On 10/09/2014 03:36 PM, Duncan Thomas wrote:
On 9 October 2014 07:49, henry hly <henry4...@gmail.com> wrote:
Hi Joshua,

...in fact hierarchical scale
depends on square of single child scale. If a single child can deal
with 00's to 000's, cascading on it would then deal with 00,000's.
That is faulty logic - maybe the cascading solution needs to deal with
global quota and other aggregations that will rapidly break down your

There should not be Global quota in a cascading deployment. If I own a cloud, I should manage my own Quota.

Keystone needs to be able to merge the authorization data across multiple OpenStack instances. I have a spec proposal for this:

https://review.openstack.org/#/c/123782/

There are many issues to be resolved due to the "organic growth" nature of OpenStack deployments.

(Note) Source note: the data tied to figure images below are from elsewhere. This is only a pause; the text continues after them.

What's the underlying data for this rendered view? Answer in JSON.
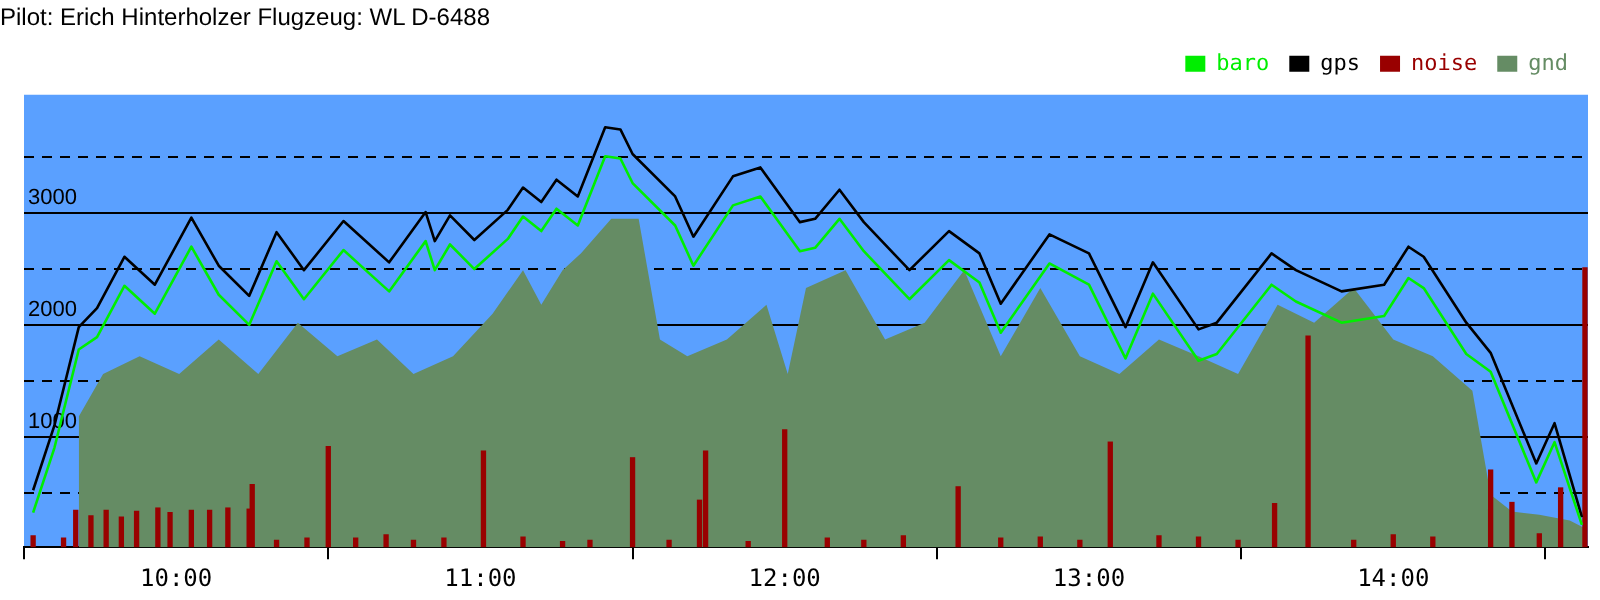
{
  "chart_data": {
    "type": "line",
    "title": "Pilot: Erich Hinterholzer Flugzeug: WL D-6488",
    "x": [
      9.53,
      9.6,
      9.68,
      9.74,
      9.83,
      9.93,
      10.05,
      10.14,
      10.24,
      10.33,
      10.42,
      10.55,
      10.7,
      10.82,
      10.85,
      10.9,
      10.98,
      11.09,
      11.14,
      11.2,
      11.25,
      11.32,
      11.41,
      11.46,
      11.5,
      11.64,
      11.7,
      11.83,
      11.92,
      12.05,
      12.1,
      12.18,
      12.26,
      12.41,
      12.54,
      12.64,
      12.71,
      12.87,
      13,
      13.12,
      13.21,
      13.36,
      13.42,
      13.6,
      13.68,
      13.83,
      13.97,
      14.05,
      14.1,
      14.24,
      14.32,
      14.47,
      14.53,
      14.62
    ],
    "series": [
      {
        "name": "baro",
        "color": "#00ee00",
        "values": [
          310,
          890,
          1770,
          1880,
          2340,
          2090,
          2690,
          2260,
          1990,
          2560,
          2220,
          2660,
          2290,
          2740,
          2480,
          2710,
          2490,
          2760,
          2960,
          2830,
          3030,
          2880,
          3500,
          3480,
          3260,
          2880,
          2520,
          3060,
          3140,
          2650,
          2680,
          2940,
          2650,
          2220,
          2570,
          2370,
          1920,
          2540,
          2350,
          1690,
          2270,
          1670,
          1730,
          2350,
          2200,
          2010,
          2070,
          2410,
          2320,
          1730,
          1570,
          580,
          940,
          200
        ]
      },
      {
        "name": "gps",
        "color": "#000000",
        "values": [
          510,
          1090,
          1970,
          2140,
          2600,
          2350,
          2950,
          2520,
          2250,
          2820,
          2480,
          2920,
          2550,
          3000,
          2740,
          2970,
          2750,
          3020,
          3220,
          3090,
          3290,
          3140,
          3760,
          3740,
          3520,
          3140,
          2780,
          3320,
          3400,
          2910,
          2940,
          3200,
          2910,
          2480,
          2830,
          2630,
          2180,
          2800,
          2630,
          1970,
          2550,
          1950,
          2010,
          2630,
          2480,
          2290,
          2350,
          2690,
          2600,
          2010,
          1740,
          750,
          1110,
          270
        ]
      },
      {
        "name": "noise",
        "type": "bar",
        "color": "#990000",
        "x": [
          9.53,
          9.63,
          9.67,
          9.72,
          9.77,
          9.82,
          9.87,
          9.94,
          9.98,
          10.05,
          10.11,
          10.17,
          10.24,
          10.25,
          10.33,
          10.43,
          10.5,
          10.59,
          10.69,
          10.78,
          10.88,
          11.01,
          11.14,
          11.27,
          11.36,
          11.5,
          11.62,
          11.72,
          11.74,
          11.88,
          12,
          12.14,
          12.26,
          12.39,
          12.57,
          12.71,
          12.84,
          12.97,
          13.07,
          13.23,
          13.36,
          13.49,
          13.61,
          13.72,
          13.87,
          14,
          14.13,
          14.32,
          14.39,
          14.48,
          14.55,
          14.63
        ],
        "values": [
          100,
          80,
          330,
          280,
          330,
          270,
          320,
          350,
          310,
          330,
          330,
          350,
          340,
          560,
          60,
          80,
          900,
          80,
          110,
          60,
          80,
          860,
          90,
          50,
          60,
          800,
          60,
          420,
          860,
          50,
          1050,
          80,
          60,
          100,
          540,
          80,
          90,
          60,
          940,
          100,
          90,
          60,
          390,
          1890,
          60,
          110,
          90,
          690,
          400,
          120,
          530,
          2500
        ]
      },
      {
        "name": "gnd",
        "type": "area",
        "color": "#658c64",
        "x": [
          9.68,
          9.76,
          9.88,
          10.01,
          10.14,
          10.27,
          10.4,
          10.53,
          10.66,
          10.78,
          10.91,
          11.04,
          11.14,
          11.2,
          11.27,
          11.33,
          11.43,
          11.52,
          11.59,
          11.68,
          11.81,
          11.94,
          12.01,
          12.07,
          12.2,
          12.33,
          12.46,
          12.59,
          12.71,
          12.84,
          12.97,
          13.1,
          13.23,
          13.36,
          13.49,
          13.62,
          13.74,
          13.87,
          14,
          14.13,
          14.26,
          14.32,
          14.39,
          14.48,
          14.58,
          14.63
        ],
        "values": [
          1170,
          1550,
          1710,
          1550,
          1860,
          1550,
          2010,
          1710,
          1860,
          1550,
          1710,
          2090,
          2480,
          2170,
          2480,
          2630,
          2940,
          2940,
          1860,
          1710,
          1860,
          2170,
          1550,
          2320,
          2480,
          1860,
          2010,
          2480,
          1710,
          2320,
          1710,
          1550,
          1860,
          1710,
          1550,
          2170,
          2010,
          2320,
          1860,
          1710,
          1400,
          470,
          320,
          290,
          240,
          170
        ]
      }
    ],
    "xlim": [
      9.5,
      14.64
    ],
    "xticks": [
      {
        "value": 10,
        "label": "10:00"
      },
      {
        "value": 11,
        "label": "11:00"
      },
      {
        "value": 12,
        "label": "12:00"
      },
      {
        "value": 13,
        "label": "13:00"
      },
      {
        "value": 14,
        "label": "14:00"
      }
    ],
    "ylim": [
      0,
      4050
    ],
    "yticks": [
      {
        "value": 500,
        "label": null
      },
      1000,
      {
        "value": 1500,
        "label": null
      },
      2000,
      {
        "value": 2500,
        "label": null
      },
      3000,
      {
        "value": 3500,
        "label": null
      }
    ],
    "grid": "y",
    "legend": "top right",
    "marker": "none",
    "line_style": "solid"
  }
}
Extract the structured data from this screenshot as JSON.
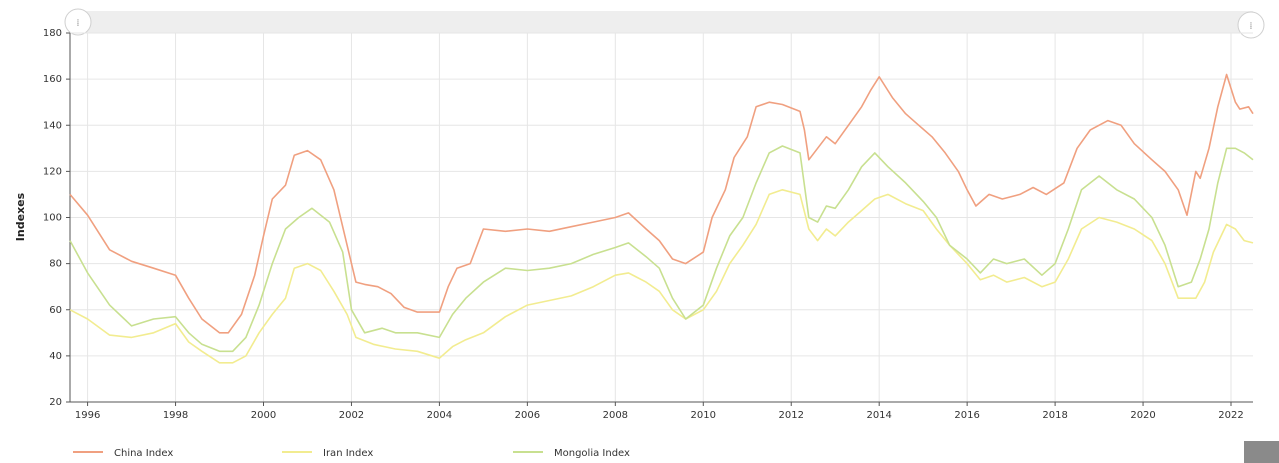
{
  "chart_data": {
    "type": "line",
    "title": "",
    "xlabel": "",
    "ylabel": "Indexes",
    "xlim": [
      1995.6,
      2022.5
    ],
    "ylim": [
      20,
      180
    ],
    "y_ticks": [
      20,
      40,
      60,
      80,
      100,
      120,
      140,
      160,
      180
    ],
    "x_ticks": [
      1996,
      1998,
      2000,
      2002,
      2004,
      2006,
      2008,
      2010,
      2012,
      2014,
      2016,
      2018,
      2020,
      2022
    ],
    "grid": true,
    "legend_position": "bottom-left",
    "series": [
      {
        "name": "China Index",
        "color": "#f0a080",
        "points": [
          [
            1995.6,
            110
          ],
          [
            1996,
            101
          ],
          [
            1996.5,
            86
          ],
          [
            1997,
            81
          ],
          [
            1997.5,
            78
          ],
          [
            1998,
            75
          ],
          [
            1998.3,
            65
          ],
          [
            1998.6,
            56
          ],
          [
            1999,
            50
          ],
          [
            1999.2,
            50
          ],
          [
            1999.5,
            58
          ],
          [
            1999.8,
            75
          ],
          [
            2000,
            92
          ],
          [
            2000.2,
            108
          ],
          [
            2000.5,
            114
          ],
          [
            2000.7,
            127
          ],
          [
            2001,
            129
          ],
          [
            2001.3,
            125
          ],
          [
            2001.6,
            112
          ],
          [
            2001.9,
            88
          ],
          [
            2002.1,
            72
          ],
          [
            2002.3,
            71
          ],
          [
            2002.6,
            70
          ],
          [
            2002.9,
            67
          ],
          [
            2003.2,
            61
          ],
          [
            2003.5,
            59
          ],
          [
            2003.8,
            59
          ],
          [
            2004,
            59
          ],
          [
            2004.2,
            70
          ],
          [
            2004.4,
            78
          ],
          [
            2004.7,
            80
          ],
          [
            2005,
            95
          ],
          [
            2005.5,
            94
          ],
          [
            2006,
            95
          ],
          [
            2006.5,
            94
          ],
          [
            2007,
            96
          ],
          [
            2007.5,
            98
          ],
          [
            2008,
            100
          ],
          [
            2008.3,
            102
          ],
          [
            2008.7,
            95
          ],
          [
            2009,
            90
          ],
          [
            2009.3,
            82
          ],
          [
            2009.6,
            80
          ],
          [
            2010,
            85
          ],
          [
            2010.2,
            100
          ],
          [
            2010.5,
            112
          ],
          [
            2010.7,
            126
          ],
          [
            2011,
            135
          ],
          [
            2011.2,
            148
          ],
          [
            2011.5,
            150
          ],
          [
            2011.8,
            149
          ],
          [
            2012.2,
            146
          ],
          [
            2012.3,
            138
          ],
          [
            2012.4,
            125
          ],
          [
            2012.6,
            130
          ],
          [
            2012.8,
            135
          ],
          [
            2013,
            132
          ],
          [
            2013.3,
            140
          ],
          [
            2013.6,
            148
          ],
          [
            2013.8,
            155
          ],
          [
            2014,
            161
          ],
          [
            2014.3,
            152
          ],
          [
            2014.6,
            145
          ],
          [
            2014.9,
            140
          ],
          [
            2015.2,
            135
          ],
          [
            2015.5,
            128
          ],
          [
            2015.8,
            120
          ],
          [
            2016,
            112
          ],
          [
            2016.2,
            105
          ],
          [
            2016.5,
            110
          ],
          [
            2016.8,
            108
          ],
          [
            2017.2,
            110
          ],
          [
            2017.5,
            113
          ],
          [
            2017.8,
            110
          ],
          [
            2018.2,
            115
          ],
          [
            2018.5,
            130
          ],
          [
            2018.8,
            138
          ],
          [
            2019.2,
            142
          ],
          [
            2019.5,
            140
          ],
          [
            2019.8,
            132
          ],
          [
            2020.2,
            125
          ],
          [
            2020.5,
            120
          ],
          [
            2020.8,
            112
          ],
          [
            2021,
            101
          ],
          [
            2021.2,
            120
          ],
          [
            2021.3,
            117
          ],
          [
            2021.5,
            130
          ],
          [
            2021.7,
            148
          ],
          [
            2021.9,
            162
          ],
          [
            2022.1,
            150
          ],
          [
            2022.2,
            147
          ],
          [
            2022.4,
            148
          ],
          [
            2022.5,
            145
          ]
        ]
      },
      {
        "name": "Iran Index",
        "color": "#f2ec90",
        "points": [
          [
            1995.6,
            60
          ],
          [
            1996,
            56
          ],
          [
            1996.5,
            49
          ],
          [
            1997,
            48
          ],
          [
            1997.5,
            50
          ],
          [
            1998,
            54
          ],
          [
            1998.3,
            46
          ],
          [
            1998.6,
            42
          ],
          [
            1999,
            37
          ],
          [
            1999.3,
            37
          ],
          [
            1999.6,
            40
          ],
          [
            1999.9,
            50
          ],
          [
            2000.2,
            58
          ],
          [
            2000.5,
            65
          ],
          [
            2000.7,
            78
          ],
          [
            2001,
            80
          ],
          [
            2001.3,
            77
          ],
          [
            2001.6,
            68
          ],
          [
            2001.9,
            58
          ],
          [
            2002.1,
            48
          ],
          [
            2002.5,
            45
          ],
          [
            2003,
            43
          ],
          [
            2003.5,
            42
          ],
          [
            2004,
            39
          ],
          [
            2004.3,
            44
          ],
          [
            2004.6,
            47
          ],
          [
            2005,
            50
          ],
          [
            2005.5,
            57
          ],
          [
            2006,
            62
          ],
          [
            2006.5,
            64
          ],
          [
            2007,
            66
          ],
          [
            2007.5,
            70
          ],
          [
            2008,
            75
          ],
          [
            2008.3,
            76
          ],
          [
            2008.7,
            72
          ],
          [
            2009,
            68
          ],
          [
            2009.3,
            60
          ],
          [
            2009.6,
            56
          ],
          [
            2010,
            60
          ],
          [
            2010.3,
            68
          ],
          [
            2010.6,
            80
          ],
          [
            2010.9,
            88
          ],
          [
            2011.2,
            97
          ],
          [
            2011.5,
            110
          ],
          [
            2011.8,
            112
          ],
          [
            2012.2,
            110
          ],
          [
            2012.4,
            95
          ],
          [
            2012.6,
            90
          ],
          [
            2012.8,
            95
          ],
          [
            2013,
            92
          ],
          [
            2013.3,
            98
          ],
          [
            2013.6,
            103
          ],
          [
            2013.9,
            108
          ],
          [
            2014.2,
            110
          ],
          [
            2014.6,
            106
          ],
          [
            2015,
            103
          ],
          [
            2015.3,
            95
          ],
          [
            2015.6,
            88
          ],
          [
            2016,
            80
          ],
          [
            2016.3,
            73
          ],
          [
            2016.6,
            75
          ],
          [
            2016.9,
            72
          ],
          [
            2017.3,
            74
          ],
          [
            2017.7,
            70
          ],
          [
            2018,
            72
          ],
          [
            2018.3,
            82
          ],
          [
            2018.6,
            95
          ],
          [
            2019,
            100
          ],
          [
            2019.4,
            98
          ],
          [
            2019.8,
            95
          ],
          [
            2020.2,
            90
          ],
          [
            2020.5,
            80
          ],
          [
            2020.8,
            65
          ],
          [
            2021.2,
            65
          ],
          [
            2021.4,
            72
          ],
          [
            2021.6,
            85
          ],
          [
            2021.9,
            97
          ],
          [
            2022.1,
            95
          ],
          [
            2022.3,
            90
          ],
          [
            2022.5,
            89
          ]
        ]
      },
      {
        "name": "Mongolia Index",
        "color": "#c8e090",
        "points": [
          [
            1995.6,
            90
          ],
          [
            1996,
            76
          ],
          [
            1996.5,
            62
          ],
          [
            1997,
            53
          ],
          [
            1997.5,
            56
          ],
          [
            1998,
            57
          ],
          [
            1998.3,
            50
          ],
          [
            1998.6,
            45
          ],
          [
            1999,
            42
          ],
          [
            1999.3,
            42
          ],
          [
            1999.6,
            48
          ],
          [
            1999.9,
            62
          ],
          [
            2000.2,
            80
          ],
          [
            2000.5,
            95
          ],
          [
            2000.8,
            100
          ],
          [
            2001.1,
            104
          ],
          [
            2001.5,
            98
          ],
          [
            2001.8,
            85
          ],
          [
            2002,
            60
          ],
          [
            2002.3,
            50
          ],
          [
            2002.7,
            52
          ],
          [
            2003,
            50
          ],
          [
            2003.5,
            50
          ],
          [
            2004,
            48
          ],
          [
            2004.3,
            58
          ],
          [
            2004.6,
            65
          ],
          [
            2005,
            72
          ],
          [
            2005.5,
            78
          ],
          [
            2006,
            77
          ],
          [
            2006.5,
            78
          ],
          [
            2007,
            80
          ],
          [
            2007.5,
            84
          ],
          [
            2008,
            87
          ],
          [
            2008.3,
            89
          ],
          [
            2008.7,
            83
          ],
          [
            2009,
            78
          ],
          [
            2009.3,
            65
          ],
          [
            2009.6,
            56
          ],
          [
            2010,
            62
          ],
          [
            2010.3,
            78
          ],
          [
            2010.6,
            92
          ],
          [
            2010.9,
            100
          ],
          [
            2011.2,
            115
          ],
          [
            2011.5,
            128
          ],
          [
            2011.8,
            131
          ],
          [
            2012.2,
            128
          ],
          [
            2012.4,
            100
          ],
          [
            2012.6,
            98
          ],
          [
            2012.8,
            105
          ],
          [
            2013,
            104
          ],
          [
            2013.3,
            112
          ],
          [
            2013.6,
            122
          ],
          [
            2013.9,
            128
          ],
          [
            2014.2,
            122
          ],
          [
            2014.6,
            115
          ],
          [
            2015,
            107
          ],
          [
            2015.3,
            100
          ],
          [
            2015.6,
            88
          ],
          [
            2016,
            82
          ],
          [
            2016.3,
            76
          ],
          [
            2016.6,
            82
          ],
          [
            2016.9,
            80
          ],
          [
            2017.3,
            82
          ],
          [
            2017.7,
            75
          ],
          [
            2018,
            80
          ],
          [
            2018.3,
            95
          ],
          [
            2018.6,
            112
          ],
          [
            2019,
            118
          ],
          [
            2019.4,
            112
          ],
          [
            2019.8,
            108
          ],
          [
            2020.2,
            100
          ],
          [
            2020.5,
            88
          ],
          [
            2020.8,
            70
          ],
          [
            2021.1,
            72
          ],
          [
            2021.3,
            82
          ],
          [
            2021.5,
            95
          ],
          [
            2021.7,
            115
          ],
          [
            2021.9,
            130
          ],
          [
            2022.1,
            130
          ],
          [
            2022.3,
            128
          ],
          [
            2022.5,
            125
          ]
        ]
      }
    ]
  },
  "scrollbar": {
    "left_handle_glyph": "⁞",
    "right_handle_glyph": "⁞"
  }
}
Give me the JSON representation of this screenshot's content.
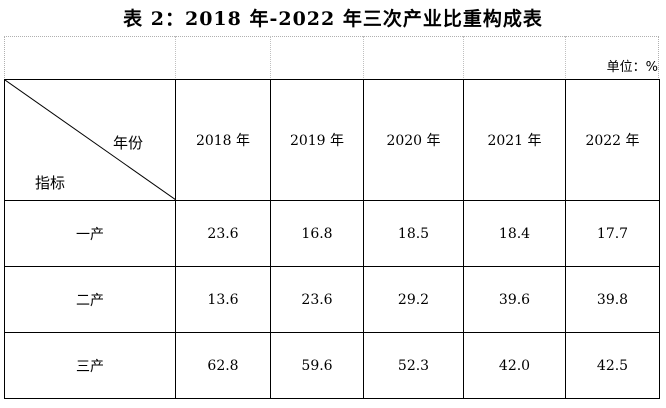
{
  "title": "表 2：2018 年-2022 年三次产业比重构成表",
  "unit_label": "单位：%",
  "table": {
    "corner_top": "年份",
    "corner_bottom": "指标",
    "years": [
      "2018 年",
      "2019 年",
      "2020 年",
      "2021 年",
      "2022 年"
    ],
    "rows": [
      {
        "label": "一产",
        "values": [
          "23.6",
          "16.8",
          "18.5",
          "18.4",
          "17.7"
        ]
      },
      {
        "label": "二产",
        "values": [
          "13.6",
          "23.6",
          "29.2",
          "39.6",
          "39.8"
        ]
      },
      {
        "label": "三产",
        "values": [
          "62.8",
          "59.6",
          "52.3",
          "42.0",
          "42.5"
        ]
      }
    ]
  }
}
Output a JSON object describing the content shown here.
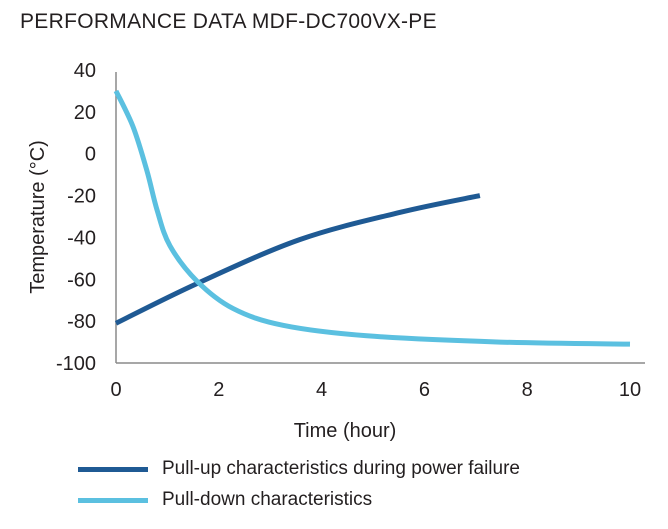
{
  "title": "PERFORMANCE DATA MDF-DC700VX-PE",
  "chart_data": {
    "type": "line",
    "title": "PERFORMANCE DATA MDF-DC700VX-PE",
    "xlabel": "Time (hour)",
    "ylabel": "Temperature (°C)",
    "xlim": [
      0,
      10
    ],
    "ylim": [
      -100,
      40
    ],
    "xticks": [
      "0",
      "2",
      "4",
      "6",
      "8",
      "10"
    ],
    "yticks": [
      "40",
      "20",
      "0",
      "-20",
      "-40",
      "-60",
      "-80",
      "-100"
    ],
    "grid": false,
    "legend_position": "bottom",
    "series": [
      {
        "name": "Pull-up characteristics during power failure",
        "color": "#1f5a94",
        "x": [
          0,
          1.58,
          3.58,
          5.53,
          7.08
        ],
        "y": [
          -81,
          -62,
          -41,
          -28,
          -20
        ]
      },
      {
        "name": "Pull-down characteristics",
        "color": "#5bc0e0",
        "x": [
          0,
          0.33,
          0.6,
          0.8,
          1.05,
          1.58,
          2.28,
          3.25,
          4.88,
          7.47,
          10
        ],
        "y": [
          30,
          13,
          -8,
          -27,
          -44,
          -61,
          -74,
          -82,
          -87,
          -90,
          -91
        ]
      }
    ]
  }
}
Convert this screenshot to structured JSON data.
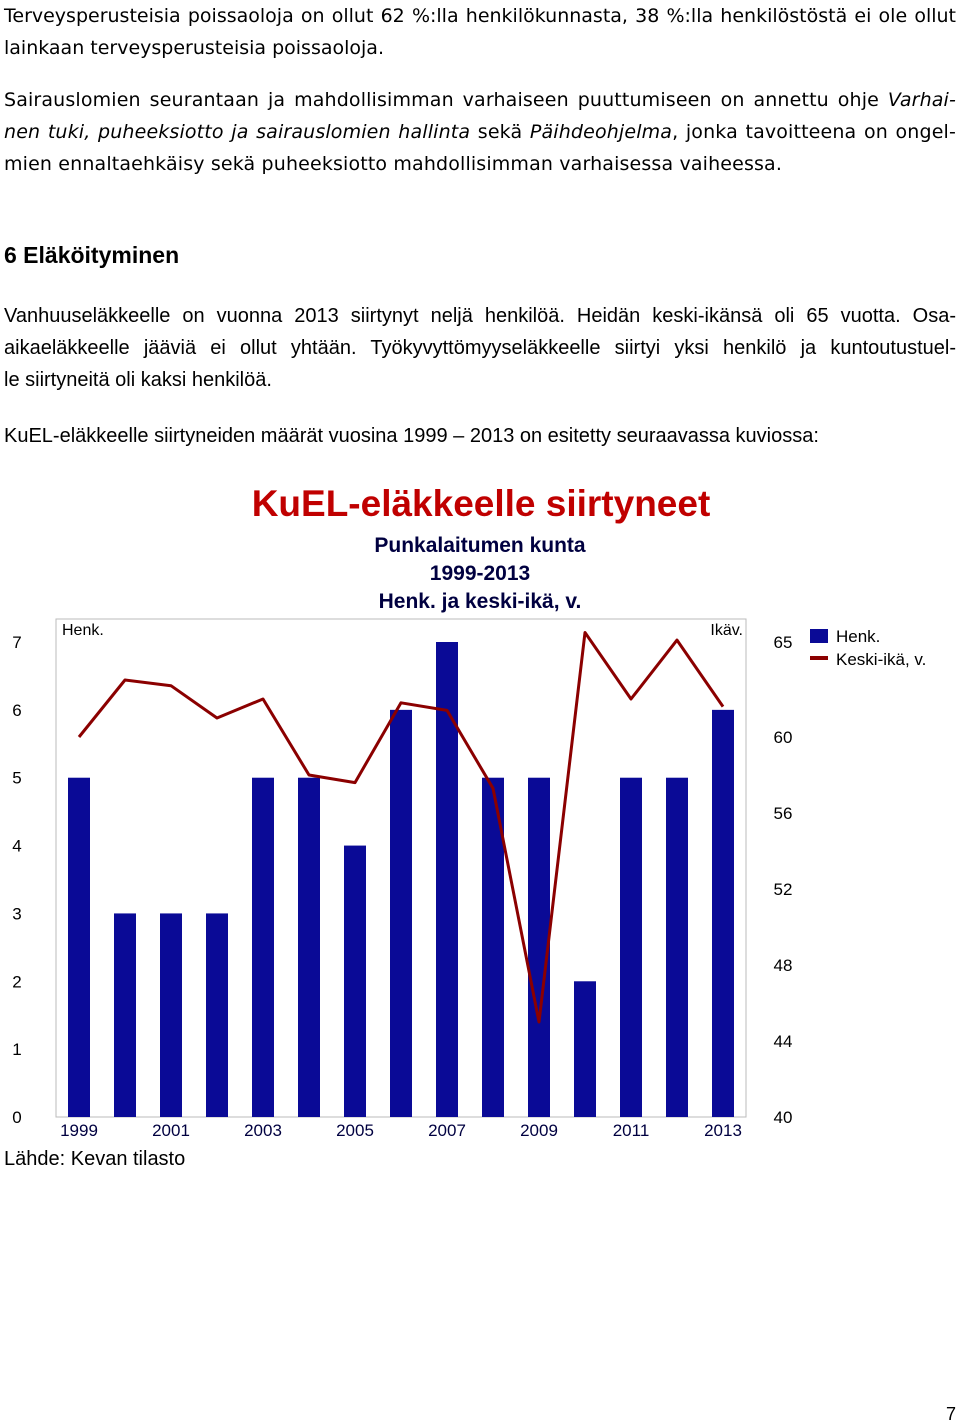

We see a recuring pattern where people need to span across multiple deployments, and not just for Bursting.

Quota then becomes essential: it is the way of limiting what a user can do in one deployment ,separate from what they could do in a different one. The quotas really reflect the contract between the user and the deployment.


scaling factor, or maybe there are few such problems can the cascade
part can scale way better than the underlying part. They are two
totally different scaling cases, so and suggestion that they are
anything other than an unknown multiplier is bogus.